Necesitados de una gran
esperanza
P. Fernando Pascual
11-10-2020
Cada ser humano vive de
esperanzas. No puede prescindir de ellas. Esas esperanzas pueden ser
diferentes, grandes o pequeñas, sobre lo inmediato o sobre lo más lejano.
Así lo explicaba el Papa
Benedicto XVI en una encíclica publicada en el año 2007:
“A lo largo de su existencia,
el hombre tiene muchas esperanzas, más grandes o más pequeñas, diferentes según
los periodos de su vida. A veces puede parecer que una de estas esperanzas lo
llena totalmente y que no necesita de ninguna otra. En la juventud puede ser la
esperanza del amor grande y satisfactorio; la esperanza de cierta posición en
la profesión, de uno u otro éxito determinante para el resto de su vida”
(Benedicto XVI, encíclica “Spe salvi”
n. 30).
Los problemas surgen cuando
constatamos que las esperanzas de aquí abajo pasan rápido, están heridas por
una imperfección profunda. Ciertamente, son necesarias: sin ellas no daríamos
ningún paso. Pero no bastan. Nada en esta tierra es capaz de llenarnos por
completo. Todo ocurre muy de prisa.
Somos seres necesitados de
esperanzas. Nuestro corazón está enfermo de infinito, de un amor y de una vida
que no acaben y que no cansen. Nuestra mente se abre continuamente a nuevas
fronteras y a más esperanza, a la “gran esperanza”. La verdadera meta es una,
maravillosa, eterna: Dios.
Necesito momentos para mirar
mi corazón y preguntarme: ¿qué espero? ¿Cuál es esa meta que más anhelo, que
más busco? También puedo preguntarme: ¿qué espera Dios, qué desea, qué “sueña”,
cómo me sueña?
En el fondo, esperamos
conseguir aquello que amamos. Pero si el deseo es más grande de lo que aquí en
la tierra podemos alcanzar, y si me siento débil, frágil, entonces... entonces
la esperanza me lleva a esperar un regalo, un don.
“Esta gran esperanza solo
puede ser Dios, que abraza el universo y que nos puede proponer y dar lo que
nosotros por sí solos no podemos alcanzar. De hecho, el ser agraciado por un
don forma parte de la esperanza. Dios es el fundamento de la esperanza; pero no
cualquier dios, sino el Dios que tiene un rostro humano y que nos ha amado
hasta el extremo, a cada uno en particular y a la humanidad en su conjunto”

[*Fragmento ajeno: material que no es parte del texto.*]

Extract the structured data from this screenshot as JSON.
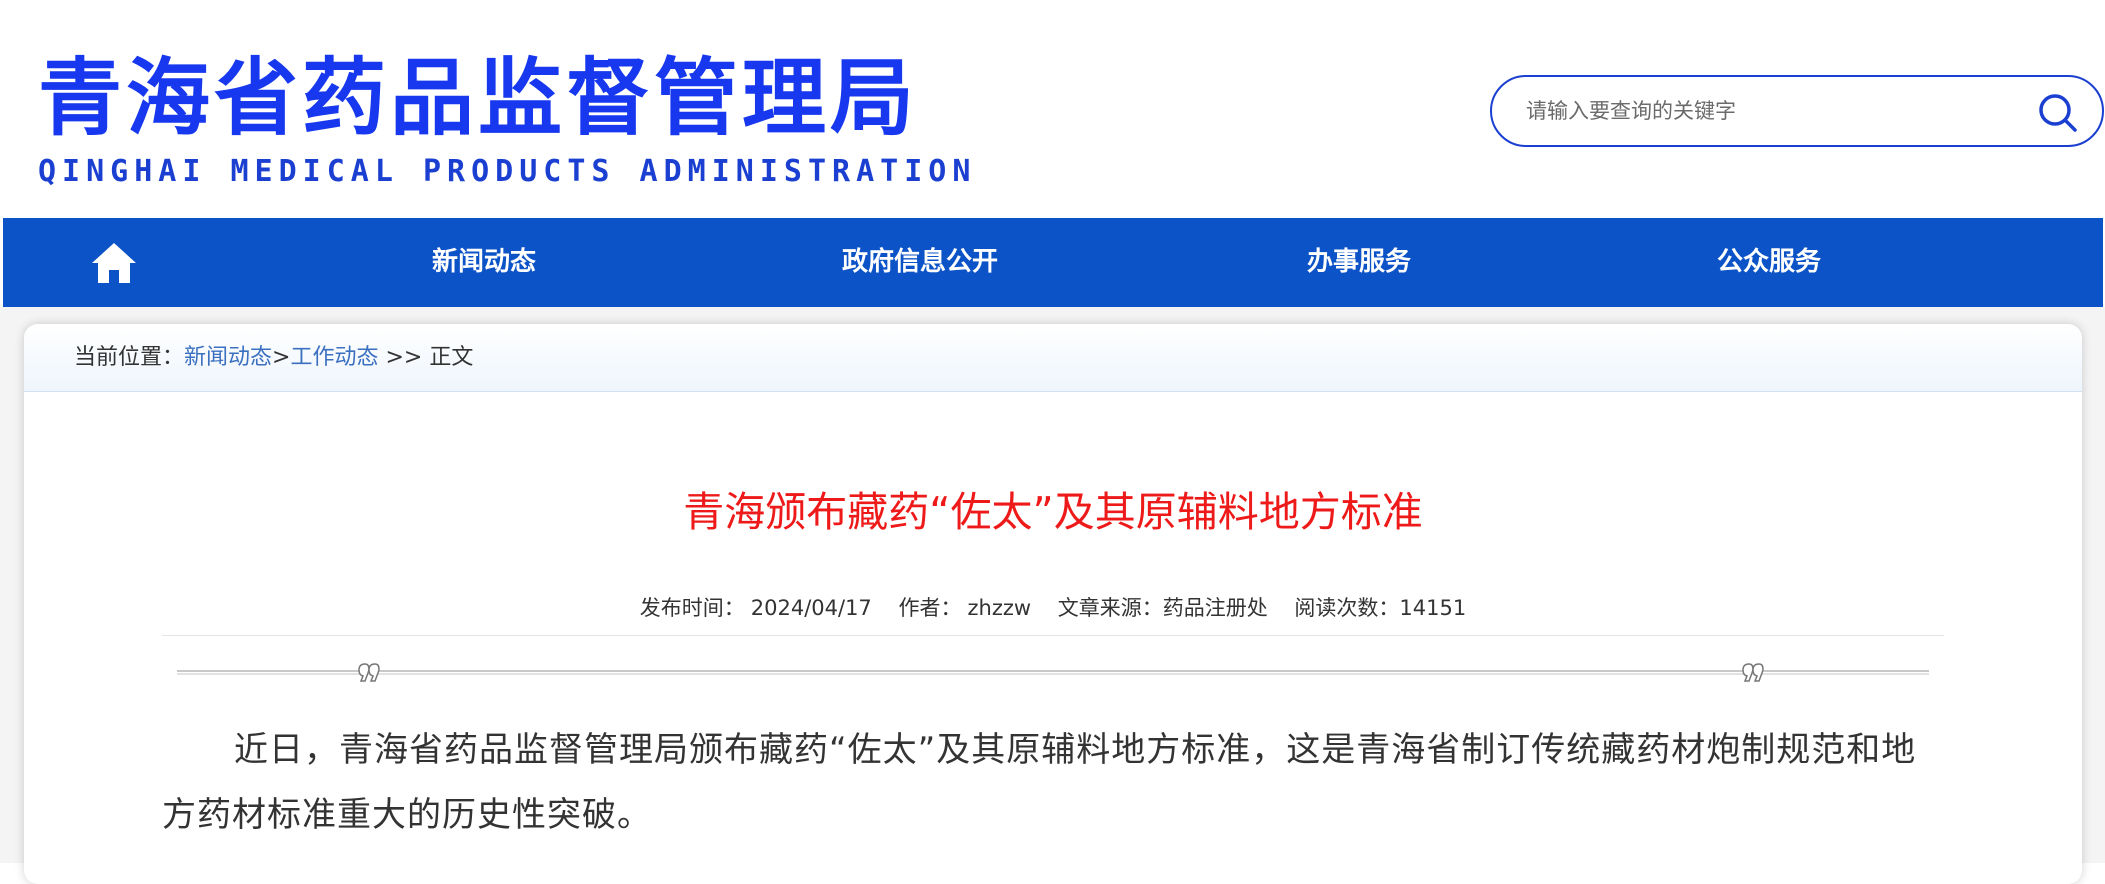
{
  "header": {
    "logo_cn": "青海省药品监督管理局",
    "logo_en": "QINGHAI MEDICAL PRODUCTS ADMINISTRATION",
    "search": {
      "placeholder": "请输入要查询的关键字",
      "value": "",
      "icon": "search-icon"
    }
  },
  "nav": {
    "home_icon": "home-icon",
    "items": [
      {
        "label": "新闻动态"
      },
      {
        "label": "政府信息公开"
      },
      {
        "label": "办事服务"
      },
      {
        "label": "公众服务"
      }
    ]
  },
  "breadcrumb": {
    "prefix": "当前位置：",
    "level1": "新闻动态",
    "sep1": ">",
    "level2": "工作动态",
    "sep2": " >> ",
    "current": "正文"
  },
  "article": {
    "title": "青海颁布藏药“佐太”及其原辅料地方标准",
    "meta": {
      "date_label": "发布时间：",
      "date": "2024/04/17",
      "author_label": "作者：",
      "author": "zhzzw",
      "source_label": "文章来源：",
      "source": "药品注册处",
      "views_label": "阅读次数：",
      "views": "14151"
    },
    "body": "近日，青海省药品监督管理局颁布藏药“佐太”及其原辅料地方标准，这是青海省制订传统藏药材炮制规范和地方药材标准重大的历史性突破。"
  },
  "colors": {
    "logo_blue": "#1738ef",
    "nav_blue": "#0c53c7",
    "title_red": "#ee1a1a",
    "link_blue": "#3b70c0"
  }
}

(Benedicto XVI, “Spe salvi”
n. 31).
Ese Dios nos ha abierto las
puertas del cielo, nos ha invitado a acoger el gran regalo de la Redención. Me
ofrece a mí, y ofrece a tantas personas que conozco o que no conozco, la
oportunidad de llegar a la Patria.
Señor, me has hecho por amor y
me has destinado a ti, mi verdadera y única felicidad. Ayúdame a caminar
siempre sostenido de tu mano, con una “gran esperanza”, una esperanza que
alimente mi amor y que me lleve a amar a todos mis hermanos.